Однажды сходили в «Современник» – он взял билеты, – потом в Зал Чайковского.
По институту вовсю ползли сплетни – у Ниточкина и Клары опять роман! Больше всего бесновались женщины: как же так, она ведь старуха! А сколько вокруг молодых и одиноких? Окрутила дурачка, воспользовалась его слабым характером, его бедой. Но ведь не сходится с ним, вот хитрая баба! Еще бы – там же две дочки, на черта ей хлопоты.
Ниточкин и Клара посмеивались, на сплетни им было плевать. А дружбой своей они дорожили.
Сложнее было с тещей. Юльку она по-прежнему не отдавала.
Ниточкин настаивал, увещевал, приводил доводы, главный из которых – сестры должны расти вместе. Но у Галины Николаевны были свои резоны – Юлька целый день в саду на воздухе, ест свежие яйца и творог, свои яблоки и сливы, а не импортные, напичканные черт знает чем.
– Книжки мы читаем, цифры учим, стихи, вы забыли, что я учитель? И деду она радость и сила, а мне и говорить нечего. Я бы без нее… – И суровая Галина Николаевна принималась плакать.
Что он мог с этим поделать? Жалко ее было до сердечной боли. У нее своя правда, и он должен с этим считаться.

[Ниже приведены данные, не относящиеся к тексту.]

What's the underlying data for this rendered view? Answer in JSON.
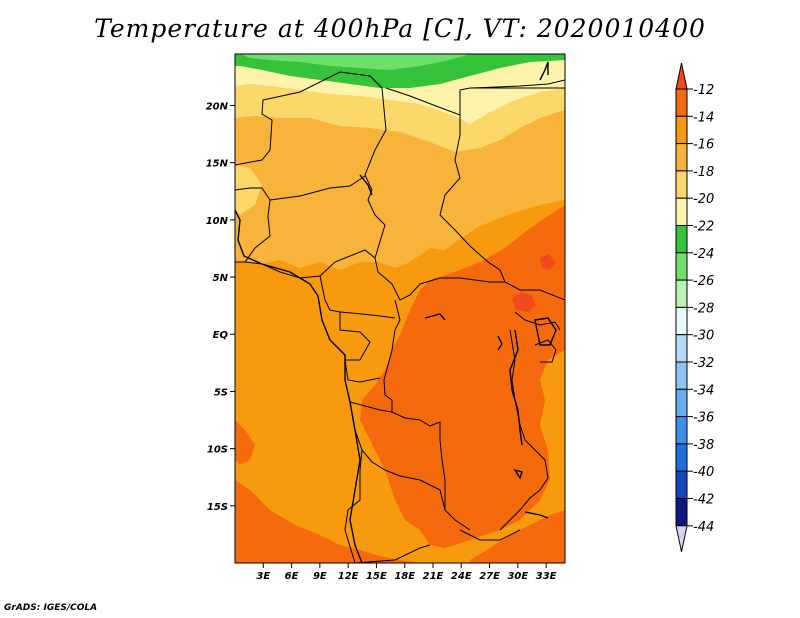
{
  "title": "Temperature at 400hPa [C], VT: 2020010400",
  "credit": "GrADS: IGES/COLA",
  "map": {
    "lon_range": [
      0,
      35
    ],
    "lat_range": [
      -20,
      24.5
    ],
    "lon_ticks": [
      {
        "value": 3,
        "label": "3E"
      },
      {
        "value": 6,
        "label": "6E"
      },
      {
        "value": 9,
        "label": "9E"
      },
      {
        "value": 12,
        "label": "12E"
      },
      {
        "value": 15,
        "label": "15E"
      },
      {
        "value": 18,
        "label": "18E"
      },
      {
        "value": 21,
        "label": "21E"
      },
      {
        "value": 24,
        "label": "24E"
      },
      {
        "value": 27,
        "label": "27E"
      },
      {
        "value": 30,
        "label": "30E"
      },
      {
        "value": 33,
        "label": "33E"
      }
    ],
    "lat_ticks": [
      {
        "value": 20,
        "label": "20N"
      },
      {
        "value": 15,
        "label": "15N"
      },
      {
        "value": 10,
        "label": "10N"
      },
      {
        "value": 5,
        "label": "5N"
      },
      {
        "value": 0,
        "label": "EQ"
      },
      {
        "value": -5,
        "label": "5S"
      },
      {
        "value": -10,
        "label": "10S"
      },
      {
        "value": -15,
        "label": "15S"
      }
    ]
  },
  "colorbar": {
    "levels": [
      -12,
      -14,
      -16,
      -18,
      -20,
      -22,
      -24,
      -26,
      -28,
      -30,
      -32,
      -34,
      -36,
      -38,
      -40,
      -42,
      -44
    ],
    "colors": [
      "#f04a1c",
      "#f66a0e",
      "#f79a0e",
      "#f8b43a",
      "#fcd76a",
      "#fef3aa",
      "#34c33a",
      "#6fde6a",
      "#b7f2b0",
      "#e8fbf8",
      "#b4dcf8",
      "#8ec4f4",
      "#66acef",
      "#3c90ea",
      "#1e6ee0",
      "#1446c0",
      "#0d1a80",
      "#d4d4f4"
    ]
  },
  "colors": {
    "c_m12": "#f04a1c",
    "c_m14": "#f66a0e",
    "c_m16": "#f79a0e",
    "c_m18": "#f8b43a",
    "c_m20": "#fcd76a",
    "c_m22": "#fef3aa",
    "c_m24": "#34c33a",
    "c_m26": "#6fde6a"
  }
}
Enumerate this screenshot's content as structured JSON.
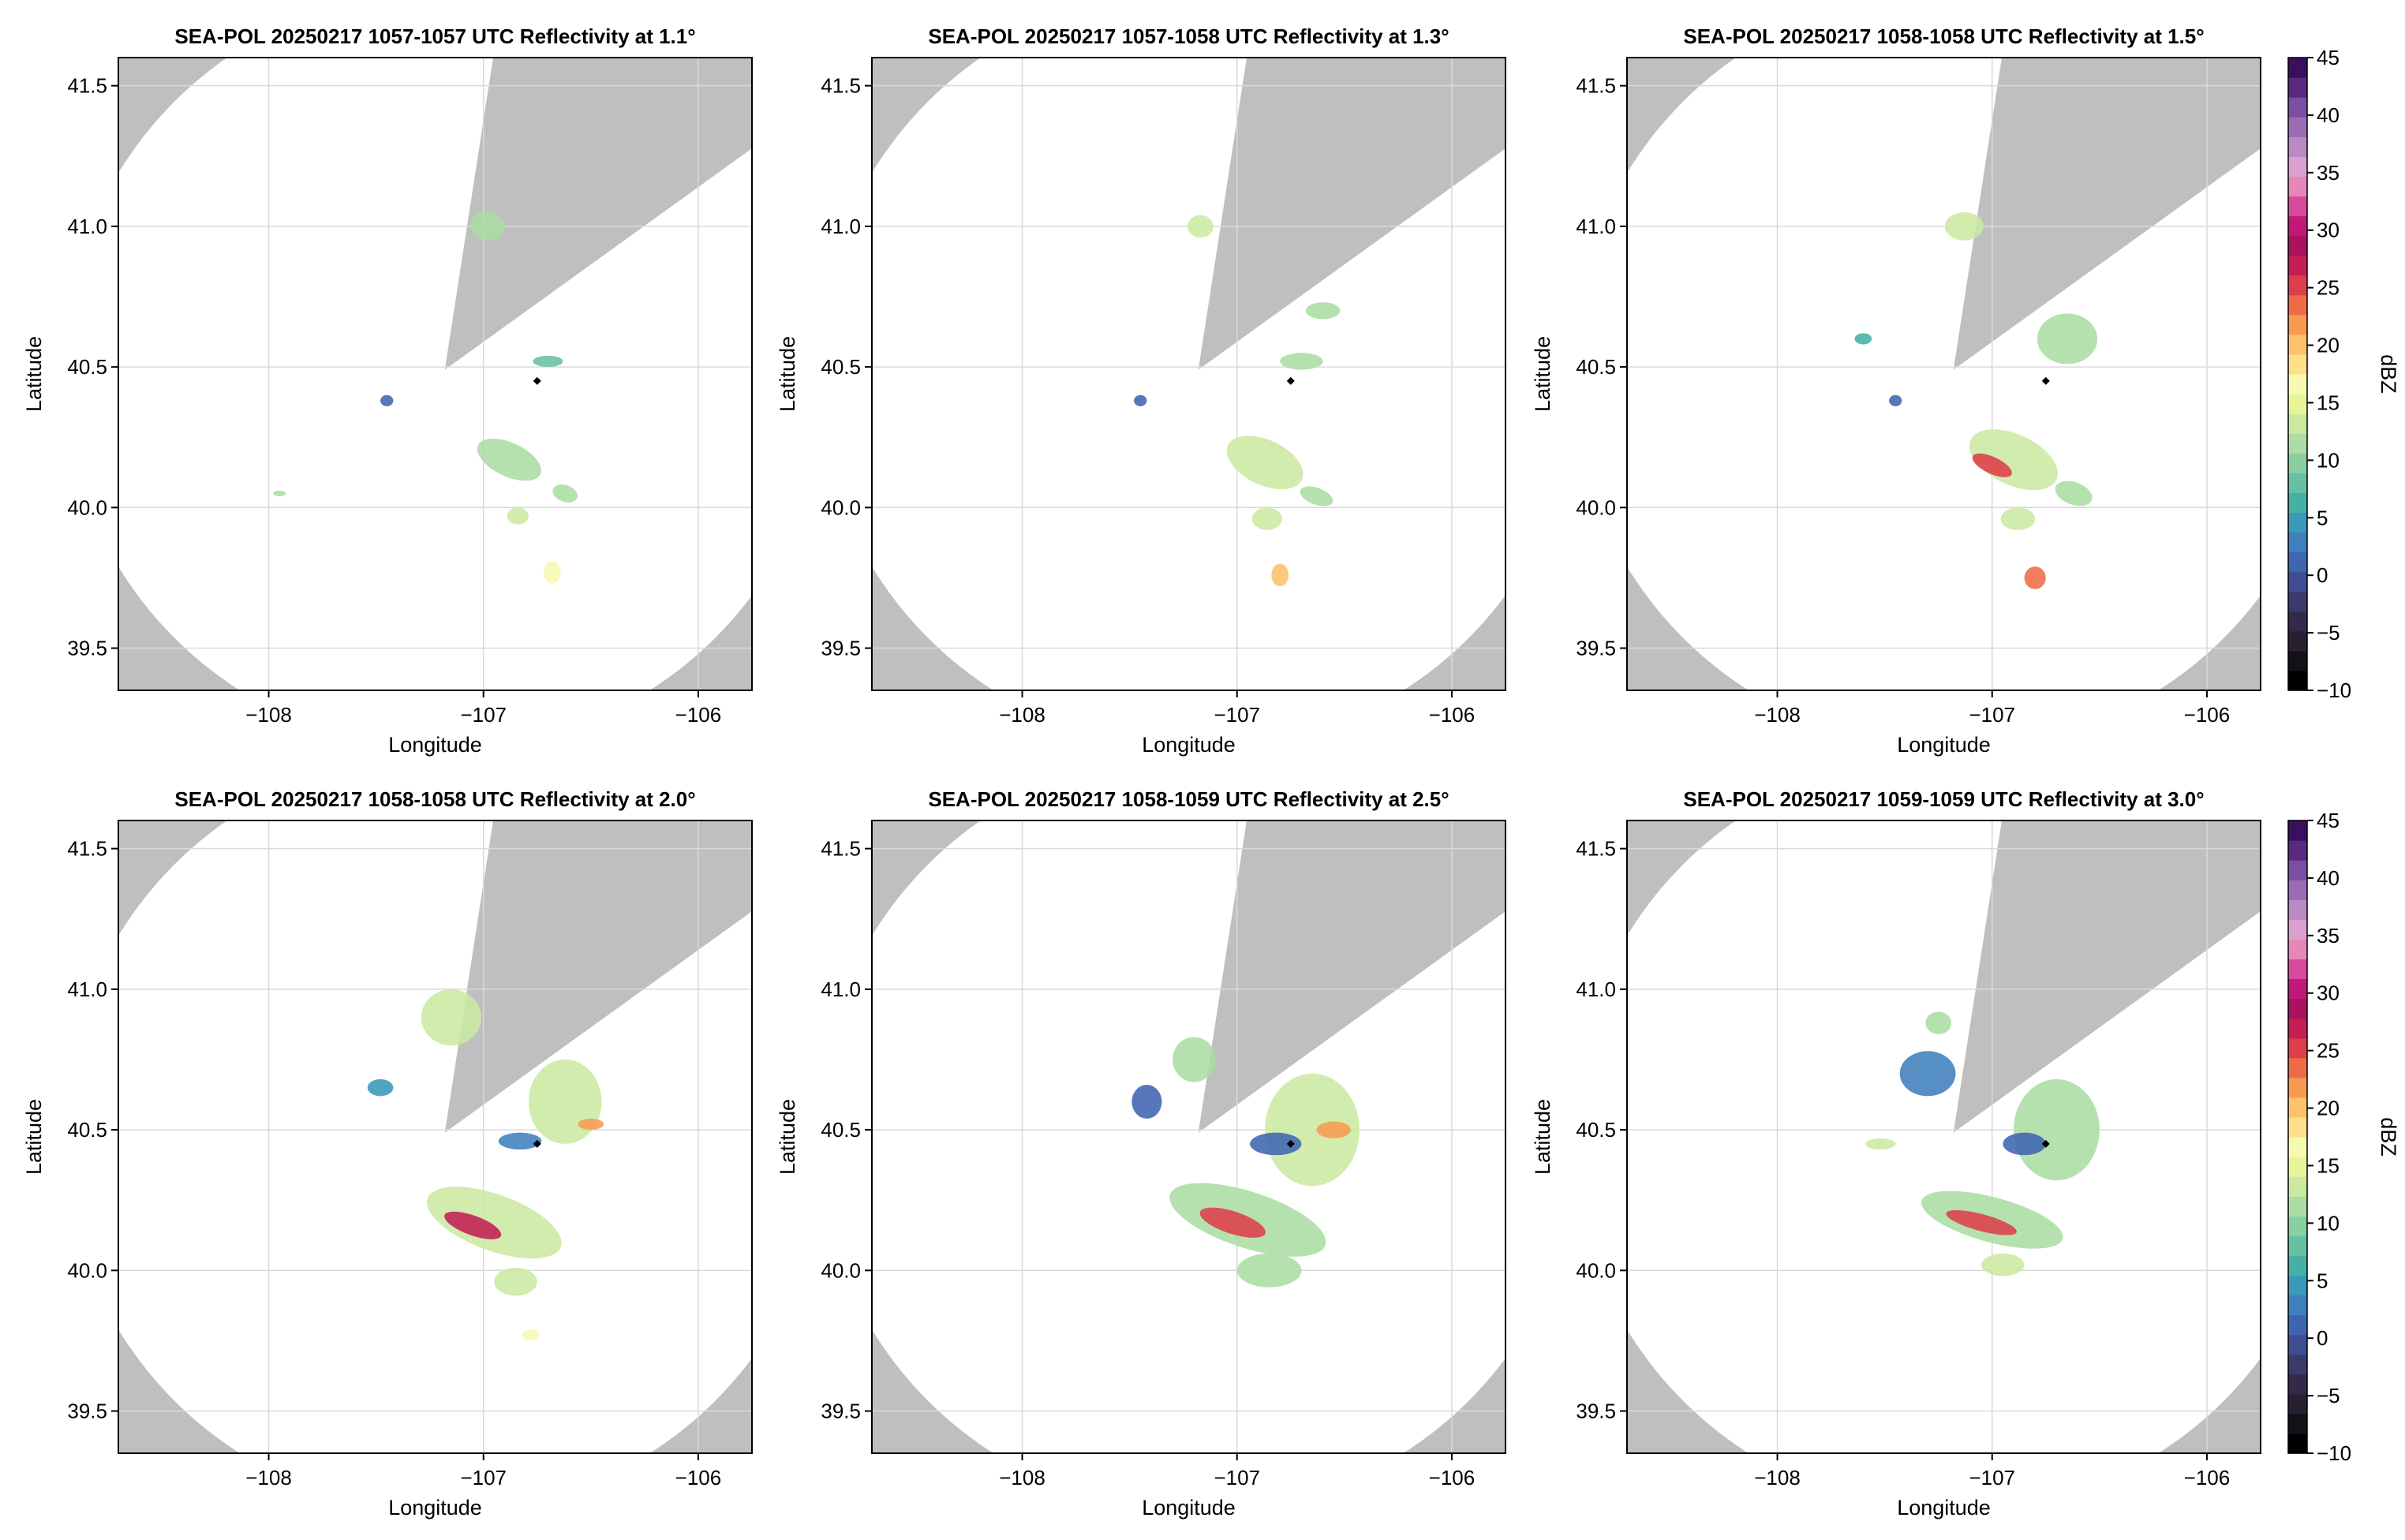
{
  "figure": {
    "rows": 2,
    "cols": 3
  },
  "colors": {
    "outside_range": "#bfbfbf",
    "coverage": "#ffffff",
    "grid": "#d9d9d9",
    "marker": "#000000"
  },
  "colorbar": {
    "label": "dBZ",
    "ticks": [
      45,
      40,
      35,
      30,
      25,
      20,
      15,
      10,
      5,
      0,
      -5,
      -10
    ],
    "tick_labels": [
      "45",
      "40",
      "35",
      "30",
      "25",
      "20",
      "15",
      "10",
      "5",
      "0",
      "−5",
      "−10"
    ],
    "range": [
      -10,
      45
    ],
    "colors": [
      "#000000",
      "#141018",
      "#262030",
      "#332a4a",
      "#3b3a6c",
      "#3f4d92",
      "#3f65b0",
      "#3f7fbc",
      "#3a98b8",
      "#47b0a5",
      "#66c0a4",
      "#89cfa4",
      "#abdda4",
      "#cbe9a0",
      "#e6f598",
      "#f7f9b0",
      "#fee08b",
      "#fdc26b",
      "#f89b52",
      "#ef6b48",
      "#dd3e4a",
      "#c41e54",
      "#a8125e",
      "#c2187a",
      "#d94a9c",
      "#e786b8",
      "#d9a0cf",
      "#b98ac4",
      "#9a6cb4",
      "#7a4ea0",
      "#5a2a80",
      "#3a0f60"
    ]
  },
  "chart_data": [
    {
      "type": "heatmap",
      "title": "SEA-POL 20250217 1057-1057 UTC Reflectivity at 1.1°",
      "xlabel": "Longitude",
      "ylabel": "Latitude",
      "xlim": [
        -108.7,
        -105.75
      ],
      "ylim": [
        39.35,
        41.6
      ],
      "xticks": [
        -108,
        -107,
        -106
      ],
      "xtick_labels": [
        "−108",
        "−107",
        "−106"
      ],
      "yticks": [
        39.5,
        40.0,
        40.5,
        41.0,
        41.5
      ],
      "ytick_labels": [
        "39.5",
        "40.0",
        "40.5",
        "41.0",
        "41.5"
      ],
      "radar_center": [
        -107.18,
        40.49
      ],
      "radar_radius_km": 150,
      "blocked_sector": [
        [
          -106.97,
          41.53
        ],
        [
          -106.04,
          41.12
        ]
      ],
      "marker": [
        -106.75,
        40.45
      ],
      "cells": [
        {
          "lon": -106.88,
          "lat": 40.17,
          "rx": 0.16,
          "ry": 0.06,
          "rot": 25,
          "dbz": 11
        },
        {
          "lon": -106.62,
          "lat": 40.05,
          "rx": 0.06,
          "ry": 0.03,
          "rot": 20,
          "dbz": 12
        },
        {
          "lon": -106.84,
          "lat": 39.97,
          "rx": 0.05,
          "ry": 0.03,
          "rot": 0,
          "dbz": 13
        },
        {
          "lon": -106.68,
          "lat": 39.77,
          "rx": 0.04,
          "ry": 0.04,
          "rot": 0,
          "dbz": 16
        },
        {
          "lon": -106.98,
          "lat": 41.0,
          "rx": 0.08,
          "ry": 0.05,
          "rot": 10,
          "dbz": 12
        },
        {
          "lon": -106.7,
          "lat": 40.52,
          "rx": 0.07,
          "ry": 0.02,
          "rot": 0,
          "dbz": 8
        },
        {
          "lon": -107.45,
          "lat": 40.38,
          "rx": 0.03,
          "ry": 0.02,
          "rot": 0,
          "dbz": 2
        },
        {
          "lon": -107.95,
          "lat": 40.05,
          "rx": 0.03,
          "ry": 0.01,
          "rot": 0,
          "dbz": 12
        }
      ]
    },
    {
      "type": "heatmap",
      "title": "SEA-POL 20250217 1057-1058 UTC Reflectivity at 1.3°",
      "xlabel": "Longitude",
      "ylabel": "Latitude",
      "xlim": [
        -108.7,
        -105.75
      ],
      "ylim": [
        39.35,
        41.6
      ],
      "xticks": [
        -108,
        -107,
        -106
      ],
      "xtick_labels": [
        "−108",
        "−107",
        "−106"
      ],
      "yticks": [
        39.5,
        40.0,
        40.5,
        41.0,
        41.5
      ],
      "ytick_labels": [
        "39.5",
        "40.0",
        "40.5",
        "41.0",
        "41.5"
      ],
      "radar_center": [
        -107.18,
        40.49
      ],
      "radar_radius_km": 150,
      "blocked_sector": [
        [
          -106.97,
          41.53
        ],
        [
          -106.04,
          41.12
        ]
      ],
      "marker": [
        -106.75,
        40.45
      ],
      "cells": [
        {
          "lon": -106.87,
          "lat": 40.16,
          "rx": 0.19,
          "ry": 0.08,
          "rot": 25,
          "dbz": 13
        },
        {
          "lon": -106.63,
          "lat": 40.04,
          "rx": 0.08,
          "ry": 0.03,
          "rot": 20,
          "dbz": 12
        },
        {
          "lon": -106.86,
          "lat": 39.96,
          "rx": 0.07,
          "ry": 0.04,
          "rot": 0,
          "dbz": 13
        },
        {
          "lon": -106.8,
          "lat": 39.76,
          "rx": 0.04,
          "ry": 0.04,
          "rot": 0,
          "dbz": 20
        },
        {
          "lon": -107.17,
          "lat": 41.0,
          "rx": 0.06,
          "ry": 0.04,
          "rot": 0,
          "dbz": 14
        },
        {
          "lon": -106.7,
          "lat": 40.52,
          "rx": 0.1,
          "ry": 0.03,
          "rot": 0,
          "dbz": 12
        },
        {
          "lon": -106.6,
          "lat": 40.7,
          "rx": 0.08,
          "ry": 0.03,
          "rot": 0,
          "dbz": 11
        },
        {
          "lon": -107.45,
          "lat": 40.38,
          "rx": 0.03,
          "ry": 0.02,
          "rot": 0,
          "dbz": 2
        }
      ]
    },
    {
      "type": "heatmap",
      "title": "SEA-POL 20250217 1058-1058 UTC Reflectivity at 1.5°",
      "xlabel": "Longitude",
      "ylabel": "Latitude",
      "xlim": [
        -108.7,
        -105.75
      ],
      "ylim": [
        39.35,
        41.6
      ],
      "xticks": [
        -108,
        -107,
        -106
      ],
      "xtick_labels": [
        "−108",
        "−107",
        "−106"
      ],
      "yticks": [
        39.5,
        40.0,
        40.5,
        41.0,
        41.5
      ],
      "ytick_labels": [
        "39.5",
        "40.0",
        "40.5",
        "41.0",
        "41.5"
      ],
      "radar_center": [
        -107.18,
        40.49
      ],
      "radar_radius_km": 150,
      "blocked_sector": [
        [
          -106.97,
          41.53
        ],
        [
          -106.04,
          41.12
        ]
      ],
      "marker": [
        -106.75,
        40.45
      ],
      "cells": [
        {
          "lon": -106.9,
          "lat": 40.17,
          "rx": 0.22,
          "ry": 0.09,
          "rot": 25,
          "dbz": 14
        },
        {
          "lon": -107.0,
          "lat": 40.15,
          "rx": 0.1,
          "ry": 0.03,
          "rot": 25,
          "dbz": 25
        },
        {
          "lon": -106.62,
          "lat": 40.05,
          "rx": 0.09,
          "ry": 0.04,
          "rot": 20,
          "dbz": 12
        },
        {
          "lon": -106.88,
          "lat": 39.96,
          "rx": 0.08,
          "ry": 0.04,
          "rot": 0,
          "dbz": 14
        },
        {
          "lon": -106.8,
          "lat": 39.75,
          "rx": 0.05,
          "ry": 0.04,
          "rot": 0,
          "dbz": 24
        },
        {
          "lon": -107.13,
          "lat": 41.0,
          "rx": 0.09,
          "ry": 0.05,
          "rot": 0,
          "dbz": 14
        },
        {
          "lon": -106.65,
          "lat": 40.6,
          "rx": 0.14,
          "ry": 0.09,
          "rot": 0,
          "dbz": 12
        },
        {
          "lon": -107.45,
          "lat": 40.38,
          "rx": 0.03,
          "ry": 0.02,
          "rot": 0,
          "dbz": 2
        },
        {
          "lon": -107.6,
          "lat": 40.6,
          "rx": 0.04,
          "ry": 0.02,
          "rot": 0,
          "dbz": 7
        }
      ]
    },
    {
      "type": "heatmap",
      "title": "SEA-POL 20250217 1058-1058 UTC Reflectivity at 2.0°",
      "xlabel": "Longitude",
      "ylabel": "Latitude",
      "xlim": [
        -108.7,
        -105.75
      ],
      "ylim": [
        39.35,
        41.6
      ],
      "xticks": [
        -108,
        -107,
        -106
      ],
      "xtick_labels": [
        "−108",
        "−107",
        "−106"
      ],
      "yticks": [
        39.5,
        40.0,
        40.5,
        41.0,
        41.5
      ],
      "ytick_labels": [
        "39.5",
        "40.0",
        "40.5",
        "41.0",
        "41.5"
      ],
      "radar_center": [
        -107.18,
        40.49
      ],
      "radar_radius_km": 150,
      "blocked_sector": [
        [
          -106.97,
          41.53
        ],
        [
          -106.04,
          41.12
        ]
      ],
      "marker": [
        -106.75,
        40.45
      ],
      "cells": [
        {
          "lon": -106.95,
          "lat": 40.17,
          "rx": 0.33,
          "ry": 0.1,
          "rot": 20,
          "dbz": 13
        },
        {
          "lon": -107.05,
          "lat": 40.16,
          "rx": 0.14,
          "ry": 0.035,
          "rot": 20,
          "dbz": 27
        },
        {
          "lon": -106.62,
          "lat": 40.6,
          "rx": 0.17,
          "ry": 0.15,
          "rot": 0,
          "dbz": 14
        },
        {
          "lon": -106.5,
          "lat": 40.52,
          "rx": 0.06,
          "ry": 0.02,
          "rot": 0,
          "dbz": 22
        },
        {
          "lon": -107.15,
          "lat": 40.9,
          "rx": 0.14,
          "ry": 0.1,
          "rot": 0,
          "dbz": 13
        },
        {
          "lon": -106.85,
          "lat": 39.96,
          "rx": 0.1,
          "ry": 0.05,
          "rot": 0,
          "dbz": 14
        },
        {
          "lon": -107.48,
          "lat": 40.65,
          "rx": 0.06,
          "ry": 0.03,
          "rot": 0,
          "dbz": 4
        },
        {
          "lon": -106.78,
          "lat": 39.77,
          "rx": 0.04,
          "ry": 0.02,
          "rot": 0,
          "dbz": 16
        },
        {
          "lon": -106.83,
          "lat": 40.46,
          "rx": 0.1,
          "ry": 0.03,
          "rot": 0,
          "dbz": 3
        }
      ]
    },
    {
      "type": "heatmap",
      "title": "SEA-POL 20250217 1058-1059 UTC Reflectivity at 2.5°",
      "xlabel": "Longitude",
      "ylabel": "Latitude",
      "xlim": [
        -108.7,
        -105.75
      ],
      "ylim": [
        39.35,
        41.6
      ],
      "xticks": [
        -108,
        -107,
        -106
      ],
      "xtick_labels": [
        "−108",
        "−107",
        "−106"
      ],
      "yticks": [
        39.5,
        40.0,
        40.5,
        41.0,
        41.5
      ],
      "ytick_labels": [
        "39.5",
        "40.0",
        "40.5",
        "41.0",
        "41.5"
      ],
      "radar_center": [
        -107.18,
        40.49
      ],
      "radar_radius_km": 150,
      "blocked_sector": [
        [
          -106.97,
          41.53
        ],
        [
          -106.04,
          41.12
        ]
      ],
      "marker": [
        -106.75,
        40.45
      ],
      "cells": [
        {
          "lon": -106.95,
          "lat": 40.18,
          "rx": 0.38,
          "ry": 0.1,
          "rot": 18,
          "dbz": 12
        },
        {
          "lon": -107.02,
          "lat": 40.17,
          "rx": 0.16,
          "ry": 0.04,
          "rot": 18,
          "dbz": 26
        },
        {
          "lon": -106.65,
          "lat": 40.5,
          "rx": 0.22,
          "ry": 0.2,
          "rot": 0,
          "dbz": 14
        },
        {
          "lon": -106.55,
          "lat": 40.5,
          "rx": 0.08,
          "ry": 0.03,
          "rot": 0,
          "dbz": 21
        },
        {
          "lon": -107.2,
          "lat": 40.75,
          "rx": 0.1,
          "ry": 0.08,
          "rot": 0,
          "dbz": 11
        },
        {
          "lon": -107.42,
          "lat": 40.6,
          "rx": 0.07,
          "ry": 0.06,
          "rot": 0,
          "dbz": 2
        },
        {
          "lon": -106.85,
          "lat": 40.0,
          "rx": 0.15,
          "ry": 0.06,
          "rot": 0,
          "dbz": 12
        },
        {
          "lon": -106.82,
          "lat": 40.45,
          "rx": 0.12,
          "ry": 0.04,
          "rot": 0,
          "dbz": 2
        }
      ]
    },
    {
      "type": "heatmap",
      "title": "SEA-POL 20250217 1059-1059 UTC Reflectivity at 3.0°",
      "xlabel": "Longitude",
      "ylabel": "Latitude",
      "xlim": [
        -108.7,
        -105.75
      ],
      "ylim": [
        39.35,
        41.6
      ],
      "xticks": [
        -108,
        -107,
        -106
      ],
      "xtick_labels": [
        "−108",
        "−107",
        "−106"
      ],
      "yticks": [
        39.5,
        40.0,
        40.5,
        41.0,
        41.5
      ],
      "ytick_labels": [
        "39.5",
        "40.0",
        "40.5",
        "41.0",
        "41.5"
      ],
      "radar_center": [
        -107.18,
        40.49
      ],
      "radar_radius_km": 150,
      "blocked_sector": [
        [
          -106.97,
          41.53
        ],
        [
          -106.04,
          41.12
        ]
      ],
      "marker": [
        -106.75,
        40.45
      ],
      "cells": [
        {
          "lon": -107.0,
          "lat": 40.18,
          "rx": 0.34,
          "ry": 0.08,
          "rot": 15,
          "dbz": 12
        },
        {
          "lon": -107.05,
          "lat": 40.17,
          "rx": 0.17,
          "ry": 0.03,
          "rot": 15,
          "dbz": 26
        },
        {
          "lon": -106.7,
          "lat": 40.5,
          "rx": 0.2,
          "ry": 0.18,
          "rot": 0,
          "dbz": 12
        },
        {
          "lon": -107.3,
          "lat": 40.7,
          "rx": 0.13,
          "ry": 0.08,
          "rot": 0,
          "dbz": 3
        },
        {
          "lon": -107.25,
          "lat": 40.88,
          "rx": 0.06,
          "ry": 0.04,
          "rot": 0,
          "dbz": 11
        },
        {
          "lon": -106.95,
          "lat": 40.02,
          "rx": 0.1,
          "ry": 0.04,
          "rot": 0,
          "dbz": 13
        },
        {
          "lon": -107.52,
          "lat": 40.45,
          "rx": 0.07,
          "ry": 0.02,
          "rot": 0,
          "dbz": 13
        },
        {
          "lon": -106.85,
          "lat": 40.45,
          "rx": 0.1,
          "ry": 0.04,
          "rot": 0,
          "dbz": 2
        }
      ]
    }
  ]
}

– И еще, Александр Евгеньевич, – теща искала все новые аргументы, – а татарочка твоя, нянька? Возьмешь еще и Юльку – точно сбежит! На кой ей два дитя? С одной легче. Да ты знаешь Юльку, такая оторва и бесененок, в кого – не пойму! Катя моя ангелом была, да и Маша спокойная. Ты вроде тихий… А эта – ну чистая бандитка! – И теща расплывалась в улыбке. – Никто с ней не справится. Ни ты, ни нянька твоя! Глаз да глаз за ней, иначе беда!
Профессор ездил в поселок каждые выходные, но одним днем, без ночевки. Ночевку ему не предлагали – дождь ли, снег, сильный ветер, да и он сам уезжал с облегчением, тяготясь неласковой родней. Не складывалось у них, не получалось.
«Чужой я для них, – думал Ниточкин, – как был чужим, так и остался. Но Юлю они любят искренне, и понятно, что это единственное, что дает силы жить. И все-таки это неправильно: родные сестры – и два разных дома».
В субботу у них с Марусей были мероприятия: Образцовский кукольный, Музыкальный Сац на Вернадского, Уголок Дурова, цирк. Потом кафе-мороженое, прогулка. Это были счастливые часы. В воскресенье хотелось отоспаться, но он собирался и ехал в поселок. По дороге в магазин – Юлькины любимые мандарины и плавленые сырки. Тестю колбасу, теще торт – и вперед.